The Dupont Underground timeline is compelling: a streetcar system that began in 1862, and the last of the trains ran a hundred years later in 1962. Lots of politics and faux pas around the use of the space since then. Learn more here.

The tour guide was knowledgable and engaging. As I simmered with what I learned just a few days before I couldn't resist asking the guide about Provision's process of gathering stories.

Me: "How are stories being collected from people who used, weren't allowed to use or conducted the railcars?" Tour Guide: "That's a good question...Old narratives have been collected from the Washington Post but not many anecdotal stories from riders.
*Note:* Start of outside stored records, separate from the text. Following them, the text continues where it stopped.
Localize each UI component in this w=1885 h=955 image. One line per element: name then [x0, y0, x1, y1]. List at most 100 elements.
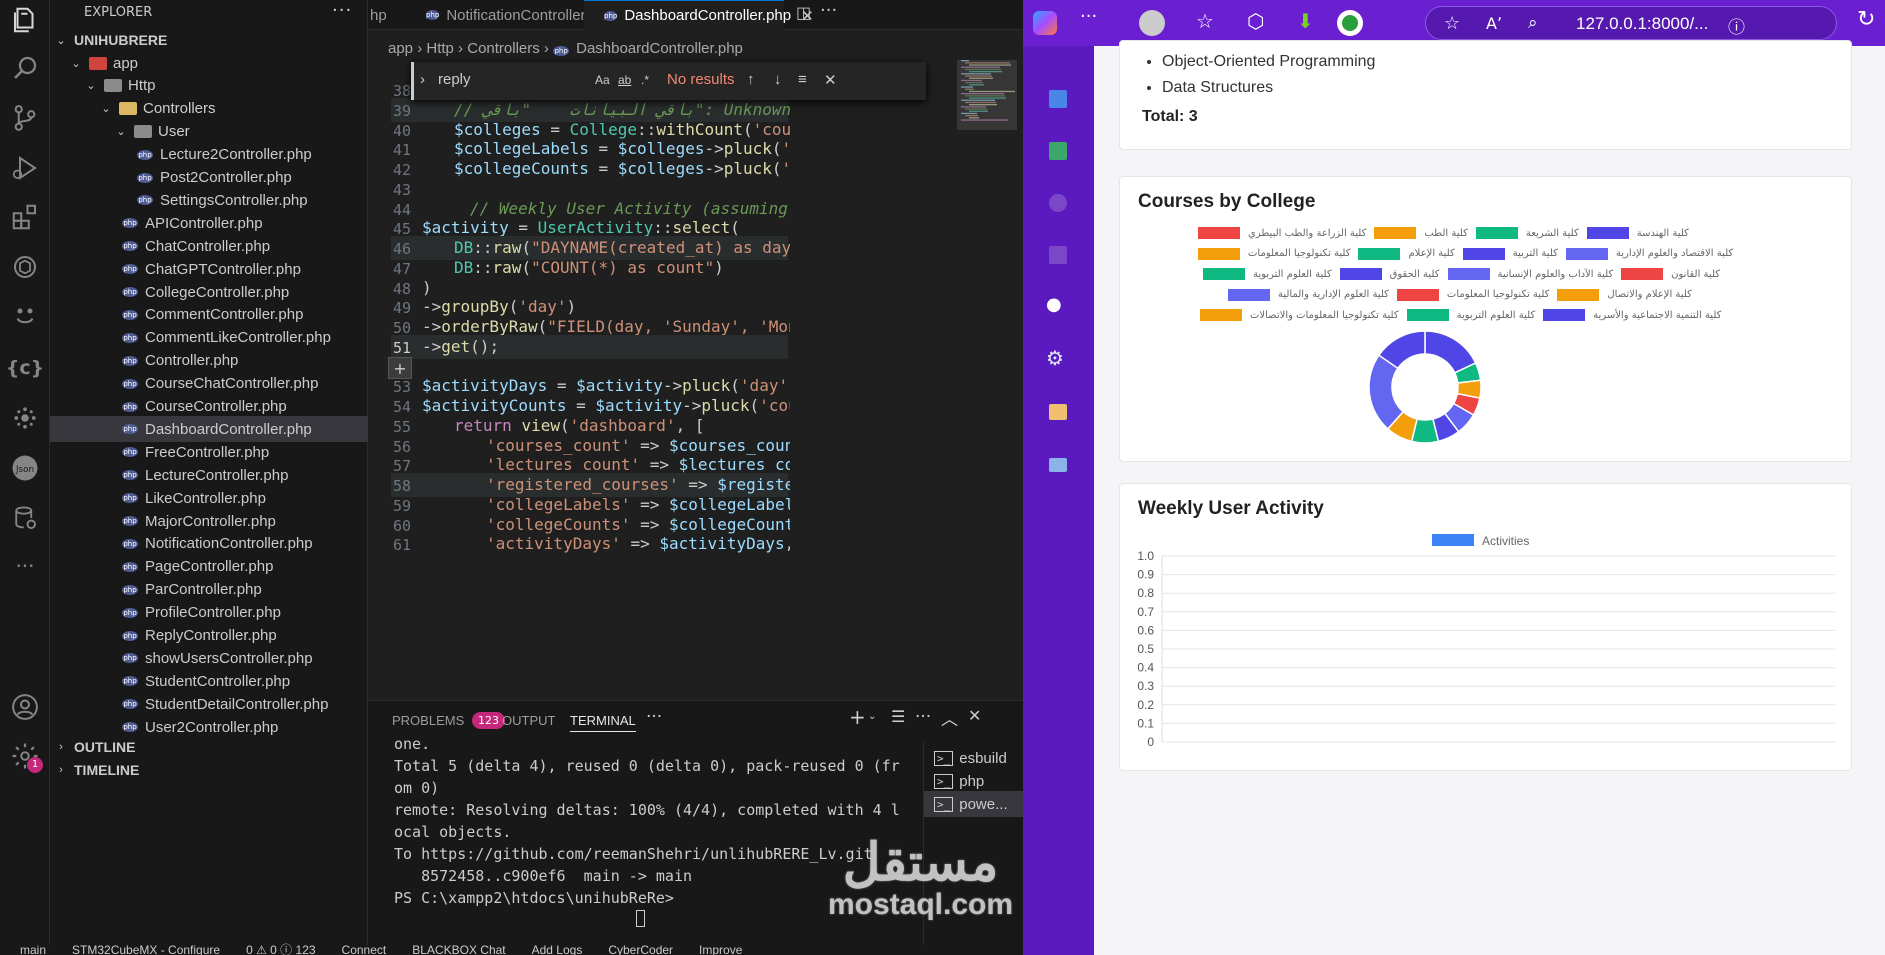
status-item[interactable]: BLACKBOX Chat	[412, 943, 505, 955]
legend-item[interactable]: كلية الشريعة	[1468, 227, 1579, 239]
legend-item[interactable]: كلية الإعلام	[1350, 247, 1455, 260]
chat-icon[interactable]: ●	[1046, 294, 1062, 315]
explorer-icon[interactable]	[0, 0, 50, 40]
explorer-more-icon[interactable]: ···	[332, 0, 352, 21]
find-in-selection-icon[interactable]: ≡	[798, 71, 807, 88]
settings-gear-icon[interactable]	[0, 736, 50, 776]
legend-item[interactable]: كلية التربية	[1455, 247, 1558, 260]
status-item[interactable]: Add Logs	[532, 943, 583, 955]
close-panel-icon[interactable]: ✕	[968, 706, 981, 725]
breadcrumb-item[interactable]: app	[388, 40, 413, 57]
breadcrumb-item[interactable]: DashboardController.php	[576, 40, 743, 57]
panel-more-icon[interactable]: ···	[646, 707, 662, 727]
books-icon[interactable]	[1049, 142, 1067, 160]
legend-item[interactable]: كلية تكنولوجيا المعلومات والاتصالات	[1192, 309, 1399, 321]
copilot-icon[interactable]	[0, 296, 50, 336]
legend-item[interactable]: كلية الإعلام والاتصال	[1549, 288, 1692, 301]
legend-item[interactable]: كلية الاقتصاد والعلوم الإدارية	[1558, 247, 1733, 260]
read-aloud-icon[interactable]: Aʼ	[1486, 14, 1502, 33]
legend-item[interactable]: كلية العلوم الإدارية والمالية	[1220, 288, 1389, 301]
breadcrumb-item[interactable]: Http	[426, 40, 454, 57]
timeline-section[interactable]: › TIMELINE	[50, 757, 368, 783]
code-line[interactable]: DB::raw("COUNT(*) as count")	[454, 256, 724, 280]
tab-notification-controller[interactable]: php NotificationController.php	[406, 0, 614, 30]
account-icon[interactable]	[0, 687, 50, 727]
legend-item[interactable]: كلية الزراعة والطب البيطري	[1190, 227, 1366, 239]
code-line[interactable]: $collegeCounts = $colleges->pluck('cours…	[454, 157, 790, 181]
status-item[interactable]: STM32CubeMX - Configure	[72, 943, 220, 955]
search-icon[interactable]	[0, 48, 50, 88]
status-item[interactable]: 0 ⚠ 0 ⓘ 123	[246, 943, 315, 955]
minimap[interactable]	[957, 60, 1017, 700]
browser-more-icon[interactable]: ···	[1080, 6, 1097, 27]
legend-item[interactable]: كلية تكنولوجيا المعلومات	[1389, 288, 1549, 301]
match-case-toggle[interactable]: Aa	[595, 73, 610, 87]
legend-item[interactable]: كلية الحقوق	[1332, 268, 1440, 280]
legend-item[interactable]: كلية الهندسة	[1579, 227, 1689, 239]
regex-toggle[interactable]: .*	[641, 73, 649, 87]
legend-item[interactable]: كلية العلوم التربوية	[1399, 309, 1535, 321]
site-info-icon[interactable]: ⓘ	[1728, 13, 1745, 38]
copilot-icon[interactable]	[1033, 11, 1057, 35]
source-control-icon[interactable]	[0, 98, 50, 138]
profile-avatar[interactable]	[1139, 10, 1165, 36]
line-chart[interactable]: Activities 1.0 0.9 0.8 0.7 0.6 0.5 0.4 0.3 0.2 0.1…	[1120, 534, 1853, 764]
idm-extension-icon[interactable]	[1337, 10, 1363, 36]
tab-output[interactable]: OUTPUT	[502, 713, 555, 728]
panel-more-actions-icon[interactable]: ···	[915, 707, 931, 727]
database-icon[interactable]	[0, 498, 50, 538]
legend-item[interactable]: كلية التنمية الاجتماعية والأسرية	[1535, 309, 1721, 321]
legend-item[interactable]: كلية تكنولوجيا المعلومات	[1190, 247, 1350, 260]
legend-item[interactable]: كلية الطب	[1366, 227, 1468, 239]
book-icon[interactable]	[1049, 458, 1067, 472]
favorite-star-icon[interactable]: ☆	[1444, 13, 1460, 34]
tab-partial[interactable]: hp	[368, 0, 406, 30]
chart-icon[interactable]	[1049, 90, 1067, 108]
close-find-icon[interactable]: ✕	[824, 71, 837, 89]
extensions-icon[interactable]: ⬡	[1247, 9, 1264, 33]
more-icon[interactable]: ···	[0, 546, 50, 586]
lecture-icon[interactable]	[1049, 246, 1067, 264]
previous-match-icon[interactable]: ↑	[747, 71, 755, 88]
editor-more-icon[interactable]: ···	[820, 0, 837, 21]
favorites-icon[interactable]: ☆	[1196, 9, 1214, 33]
legend-item[interactable]: كلية العلوم التربوية	[1195, 268, 1332, 280]
maximize-panel-icon[interactable]: ︿	[941, 705, 958, 730]
extensions-icon[interactable]	[0, 197, 50, 237]
whole-word-toggle[interactable]: ab	[618, 73, 631, 87]
users-icon[interactable]	[1049, 194, 1067, 212]
new-terminal-icon[interactable]: +	[849, 705, 866, 729]
legend-item[interactable]: كلية الآداب والعلوم الإنسانية	[1440, 268, 1613, 280]
code-line[interactable]: ->get();	[422, 335, 499, 359]
json-icon[interactable]: Json	[0, 448, 50, 488]
settings-icon[interactable]: ⚙	[1046, 346, 1064, 370]
tab-terminal[interactable]: TERMINAL	[570, 713, 636, 732]
address-bar[interactable]: ☆ Aʼ ⌕ 127.0.0.1:8000/... ⓘ	[1425, 6, 1837, 40]
url-text[interactable]: 127.0.0.1:8000/...	[1576, 14, 1708, 34]
add-comment-icon[interactable]: +	[388, 357, 412, 379]
status-item[interactable]: main	[20, 943, 46, 955]
terminal-item-powershell[interactable]: >_ powe...	[924, 791, 1024, 817]
find-toggle-replace-icon[interactable]: ›	[420, 71, 425, 88]
breadcrumb-item[interactable]: Controllers	[467, 40, 540, 57]
chevron-down-icon[interactable]: ⌄	[868, 711, 876, 722]
code-line[interactable]: 'activityDays' => $activityDays,	[486, 532, 790, 556]
tab-dashboard-controller[interactable]: php DashboardController.php ✕	[584, 0, 814, 30]
pie-chart[interactable]	[1365, 327, 1485, 447]
school-icon[interactable]	[1049, 404, 1067, 420]
chatgpt-icon[interactable]	[0, 247, 50, 287]
cody-icon[interactable]: {c}	[0, 348, 50, 388]
blackbox-icon[interactable]	[0, 398, 50, 438]
legend-item[interactable]: كلية القانون	[1613, 268, 1720, 280]
terminal-layout-icon[interactable]: ☰	[891, 707, 905, 726]
run-debug-icon[interactable]	[0, 148, 50, 188]
download-extension-icon[interactable]: ⬇	[1297, 9, 1314, 33]
zoom-icon[interactable]: ⌕	[1528, 13, 1538, 33]
status-item[interactable]: Improve	[699, 943, 742, 955]
status-item[interactable]: Connect	[342, 943, 387, 955]
refresh-icon[interactable]: ↻	[1857, 7, 1875, 32]
status-item[interactable]: CyberCoder	[608, 943, 673, 955]
split-editor-icon[interactable]: ◫	[796, 3, 811, 22]
tab-problems[interactable]: PROBLEMS	[392, 713, 464, 728]
next-match-icon[interactable]: ↓	[774, 71, 782, 88]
We're focused on creating a new vision for the space."

As a lover of Visionary Organizing and the power in dreaming up new worlds (see: Grace Lee Boggs and her brilliant definition), I appreciate the goal of Dupont Underground but what does this project miss out on if  Narrative-Based Organizing doesn't inform the vision?
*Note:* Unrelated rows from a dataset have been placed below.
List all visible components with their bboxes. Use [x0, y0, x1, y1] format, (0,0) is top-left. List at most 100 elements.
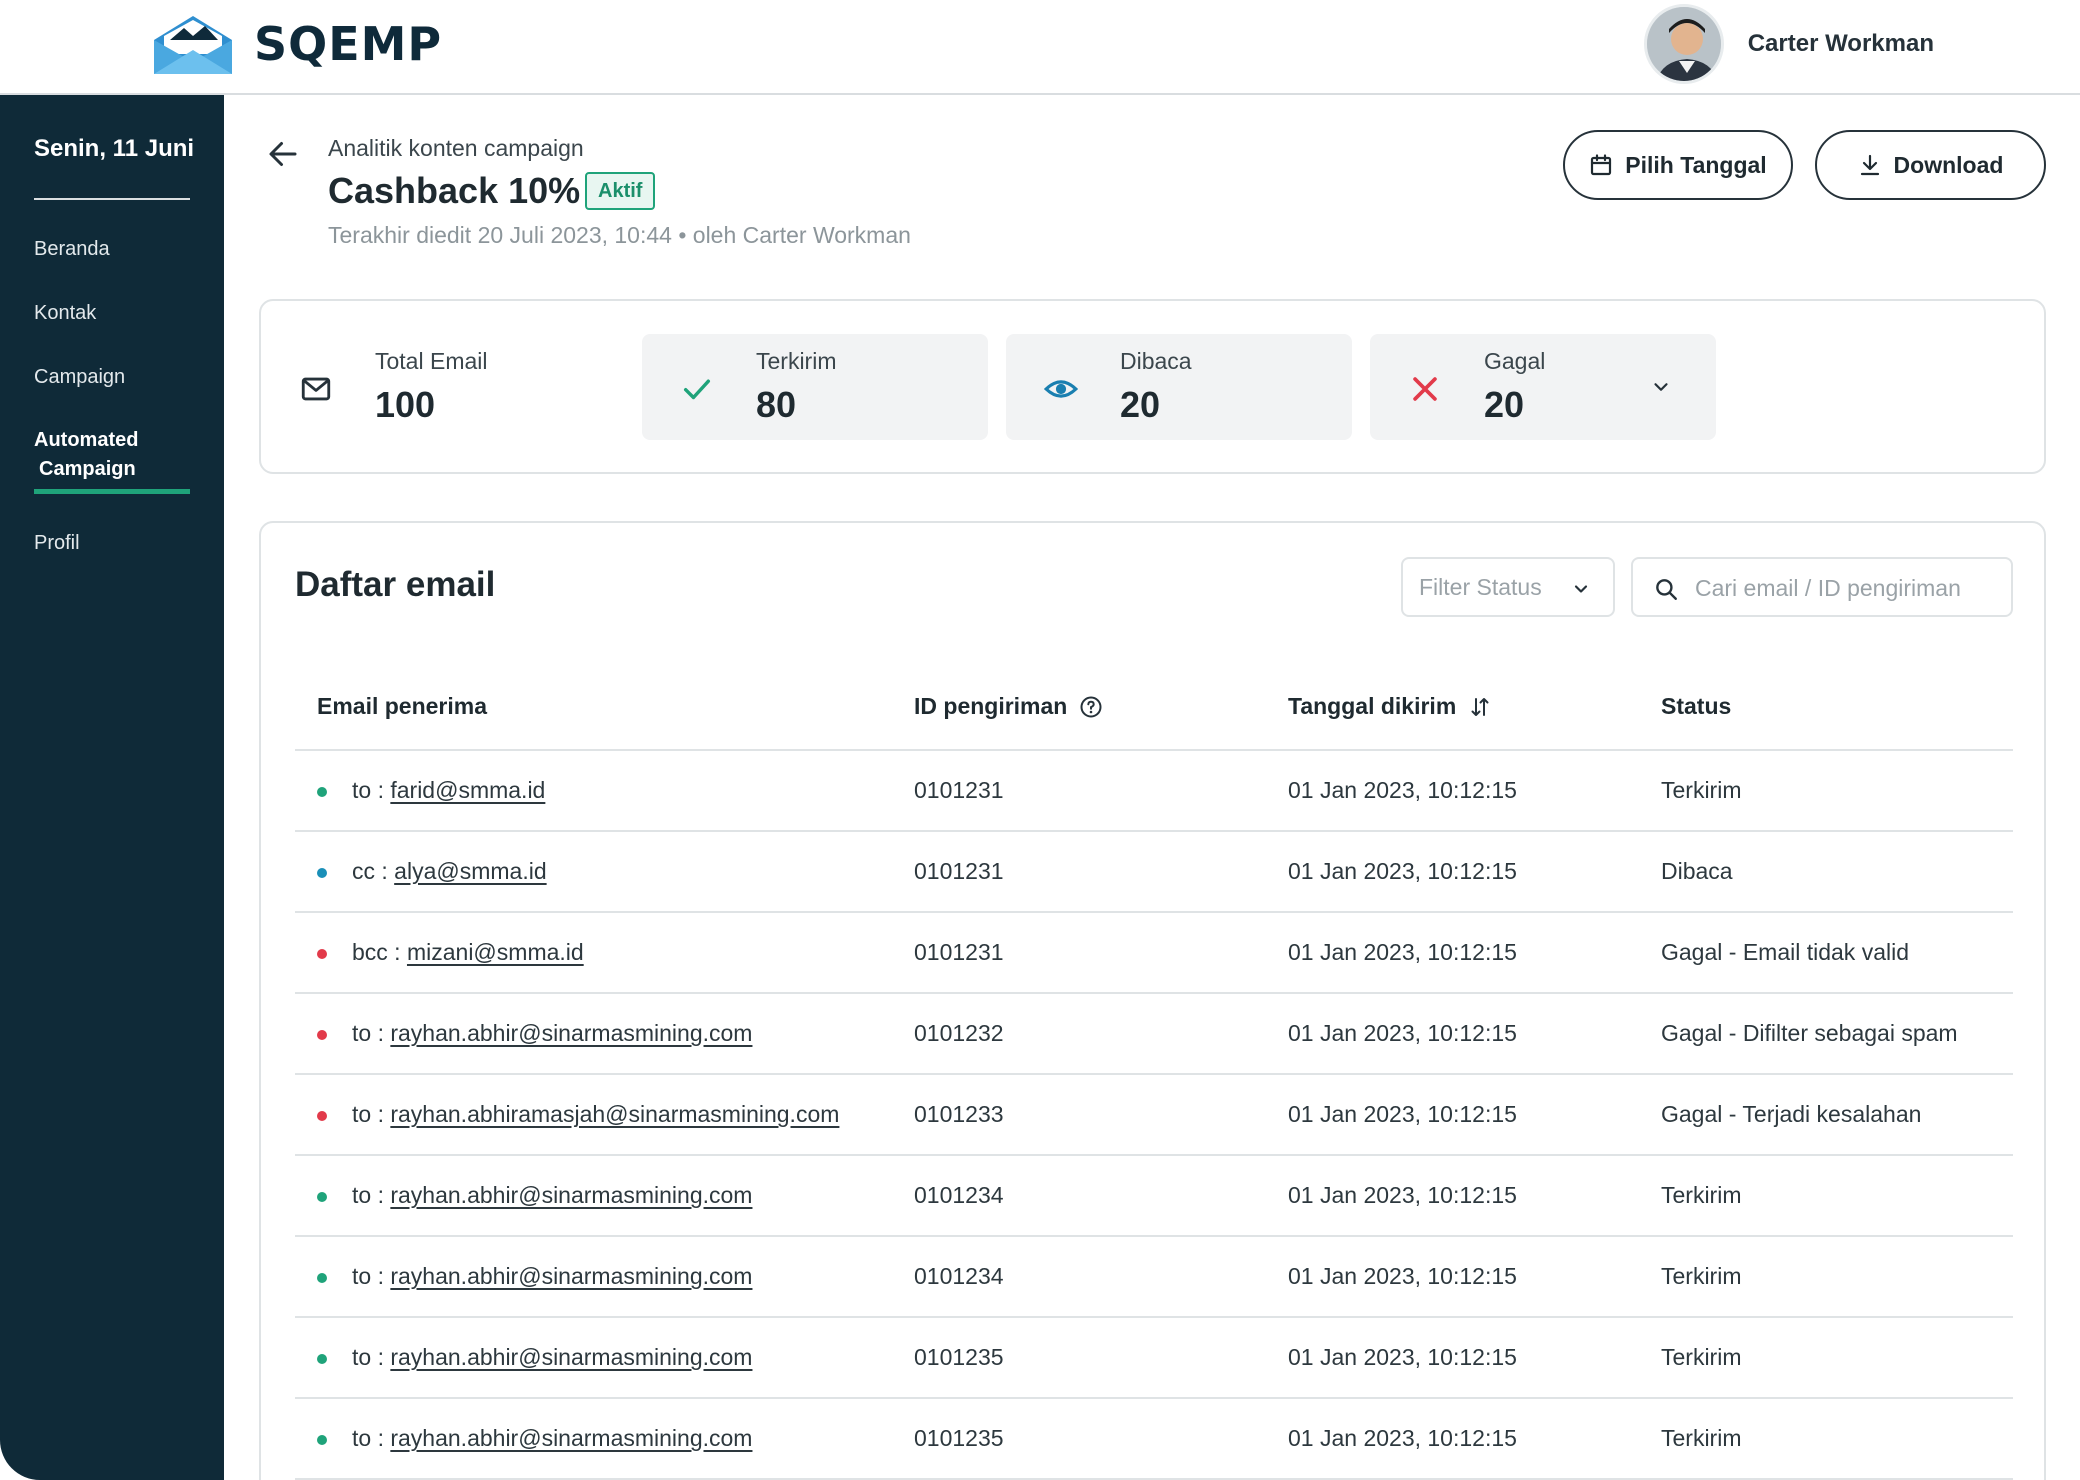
list-title: Daftar email — [295, 565, 496, 604]
sidebar-item-automated-campaign[interactable]: Automated Campaign — [34, 426, 138, 484]
user-photo-icon — [1646, 7, 1721, 81]
recipient-cell: bcc : mizani@smma.id — [352, 939, 584, 966]
avatar[interactable] — [1643, 4, 1724, 84]
delivery-id-cell: 0101231 — [914, 858, 1004, 884]
recipient-email-link[interactable]: rayhan.abhir@sinarmasmining.com — [390, 1263, 752, 1289]
table-row[interactable]: to : rayhan.abhir@sinarmasmining.com 0101… — [295, 1399, 2013, 1480]
sent-date-cell: 01 Jan 2023, 10:12:15 — [1288, 939, 1517, 965]
column-header-date[interactable]: Tanggal dikirim — [1288, 693, 1492, 720]
table-row[interactable]: to : rayhan.abhir@sinarmasmining.com 0101… — [295, 1237, 2013, 1318]
sidebar-item-beranda[interactable]: Beranda — [34, 238, 110, 261]
brand-name: SQEMP — [254, 17, 443, 71]
last-edited-text: Terakhir diedit 20 Juli 2023, 10:44 • ol… — [328, 222, 911, 248]
filter-status-label: Filter Status — [1419, 573, 1542, 600]
recipient-type: to : — [352, 1101, 384, 1127]
brand-logo[interactable]: SQEMP — [150, 10, 442, 78]
delivery-id-cell: 0101231 — [914, 777, 1004, 803]
sort-icon[interactable] — [1468, 695, 1492, 719]
eye-icon — [1044, 380, 1078, 398]
recipient-type: to : — [352, 1344, 384, 1370]
recipient-type: to : — [352, 1425, 384, 1451]
back-arrow-icon[interactable] — [265, 136, 301, 172]
column-header-email: Email penerima — [317, 693, 487, 720]
status-dot — [317, 949, 327, 959]
active-indicator — [34, 489, 190, 494]
stat-value: 100 — [375, 384, 436, 425]
stat-value: 20 — [1120, 384, 1161, 425]
delivery-id-cell: 0101235 — [914, 1425, 1004, 1451]
check-icon — [683, 379, 711, 400]
table-row[interactable]: to : farid@smma.id 0101231 01 Jan 2023, 10… — [295, 751, 2013, 832]
recipient-cell: cc : alya@smma.id — [352, 858, 547, 885]
table-header: Email penerima ID pengiriman Tanggal dik… — [295, 663, 2013, 751]
recipient-cell: to : rayhan.abhir@sinarmasmining.com — [352, 1344, 752, 1371]
download-button[interactable]: Download — [1815, 130, 2046, 200]
sidebar-item-kontak[interactable]: Kontak — [34, 302, 96, 325]
table-row[interactable]: to : rayhan.abhir@sinarmasmining.com 0101… — [295, 994, 2013, 1075]
recipient-email-link[interactable]: rayhan.abhir@sinarmasmining.com — [390, 1182, 752, 1208]
status-cell: Terkirim — [1661, 1182, 1742, 1208]
delivery-id-cell: 0101234 — [914, 1182, 1004, 1208]
delivery-id-cell: 0101231 — [914, 939, 1004, 965]
column-label: Email penerima — [317, 693, 488, 719]
sidebar: Senin, 11 Juni Beranda Kontak Campaign A… — [0, 95, 224, 1480]
download-label: Download — [1893, 151, 2004, 178]
status-cell: Terkirim — [1661, 1344, 1742, 1370]
stat-gagal[interactable]: Gagal 20 — [1370, 334, 1716, 440]
sidebar-item-campaign[interactable]: Campaign — [34, 366, 125, 389]
recipient-email-link[interactable]: rayhan.abhir@sinarmasmining.com — [390, 1425, 752, 1451]
page-title: Cashback 10% — [328, 170, 581, 211]
column-label: Tanggal dikirim — [1288, 693, 1457, 719]
sidebar-item-label: Automated — [34, 429, 139, 451]
table-row[interactable]: to : rayhan.abhiramasjah@sinarmasmining.… — [295, 1075, 2013, 1156]
status-cell: Terkirim — [1661, 777, 1742, 803]
breadcrumb: Analitik konten campaign — [328, 135, 584, 161]
recipient-type: to : — [352, 1182, 384, 1208]
recipient-cell: to : rayhan.abhir@sinarmasmining.com — [352, 1182, 752, 1209]
table-row[interactable]: bcc : mizani@smma.id 0101231 01 Jan 2023, … — [295, 913, 2013, 994]
search-box[interactable] — [1631, 557, 2013, 617]
recipient-email-link[interactable]: mizani@smma.id — [407, 939, 584, 965]
recipient-type: bcc : — [352, 939, 401, 965]
recipient-cell: to : rayhan.abhir@sinarmasmining.com — [352, 1425, 752, 1452]
recipient-email-link[interactable]: rayhan.abhir@sinarmasmining.com — [390, 1020, 752, 1046]
user-menu[interactable]: Carter Workman — [1643, 4, 1934, 84]
pick-date-button[interactable]: Pilih Tanggal — [1563, 130, 1793, 200]
top-bar: SQEMP Carter Workman — [0, 0, 2080, 95]
stat-dibaca[interactable]: Dibaca 20 — [1006, 334, 1352, 440]
stat-value: 20 — [1484, 384, 1525, 425]
stat-value: 80 — [756, 384, 797, 425]
status-dot — [317, 787, 327, 797]
search-input[interactable] — [1695, 569, 1995, 607]
status-cell: Gagal - Email tidak valid — [1661, 939, 1909, 965]
mail-icon — [301, 377, 331, 401]
sent-date-cell: 01 Jan 2023, 10:12:15 — [1288, 1344, 1517, 1370]
column-label: ID pengiriman — [914, 693, 1068, 719]
recipient-email-link[interactable]: rayhan.abhiramasjah@sinarmasmining.com — [390, 1101, 839, 1127]
filter-status-select[interactable]: Filter Status — [1401, 557, 1615, 617]
sidebar-item-profil[interactable]: Profil — [34, 532, 80, 555]
recipient-email-link[interactable]: alya@smma.id — [394, 858, 546, 884]
status-dot — [317, 1192, 327, 1202]
status-cell: Gagal - Difilter sebagai spam — [1661, 1020, 1958, 1046]
search-icon — [1656, 579, 1677, 600]
sent-date-cell: 01 Jan 2023, 10:12:15 — [1288, 1101, 1517, 1127]
help-icon[interactable] — [1079, 695, 1103, 719]
chevron-down-icon[interactable] — [1650, 376, 1672, 398]
recipient-email-link[interactable]: rayhan.abhir@sinarmasmining.com — [390, 1344, 752, 1370]
recipient-cell: to : rayhan.abhir@sinarmasmining.com — [352, 1263, 752, 1290]
sidebar-date: Senin, 11 Juni — [34, 135, 195, 162]
download-icon — [1860, 154, 1879, 176]
table-row[interactable]: to : rayhan.abhir@sinarmasmining.com 0101… — [295, 1318, 2013, 1399]
column-label: Status — [1661, 693, 1732, 719]
stat-terkirim[interactable]: Terkirim 80 — [642, 334, 988, 440]
delivery-id-cell: 0101233 — [914, 1101, 1004, 1127]
recipient-cell: to : rayhan.abhiramasjah@sinarmasmining.… — [352, 1101, 839, 1128]
table-row[interactable]: cc : alya@smma.id 0101231 01 Jan 2023, 10:… — [295, 832, 2013, 913]
sent-date-cell: 01 Jan 2023, 10:12:15 — [1288, 1020, 1517, 1046]
sent-date-cell: 01 Jan 2023, 10:12:15 — [1288, 1263, 1517, 1289]
stats-card: Total Email 100 Terkirim 80 Dibaca 20 Ga… — [259, 299, 2046, 474]
recipient-email-link[interactable]: farid@smma.id — [390, 777, 545, 803]
table-row[interactable]: to : rayhan.abhir@sinarmasmining.com 0101… — [295, 1156, 2013, 1237]
sent-date-cell: 01 Jan 2023, 10:12:15 — [1288, 1182, 1517, 1208]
And, if you are wondering, yes during the tour there was talk of turning Dupont Underground into an arts space. Oh, and in 1968 there was talk of turning the tunnel into a play space for "at-risk" youth. Seriously.

Appendix: Some ideas and questions I jotted down from the tour...

  • Who was not on the tour that should have been?
  • Design a DC Public Schools curriculum that explores the history and possibilities of the space.
  • If we're going with art spaces...Art-o-matic 2013?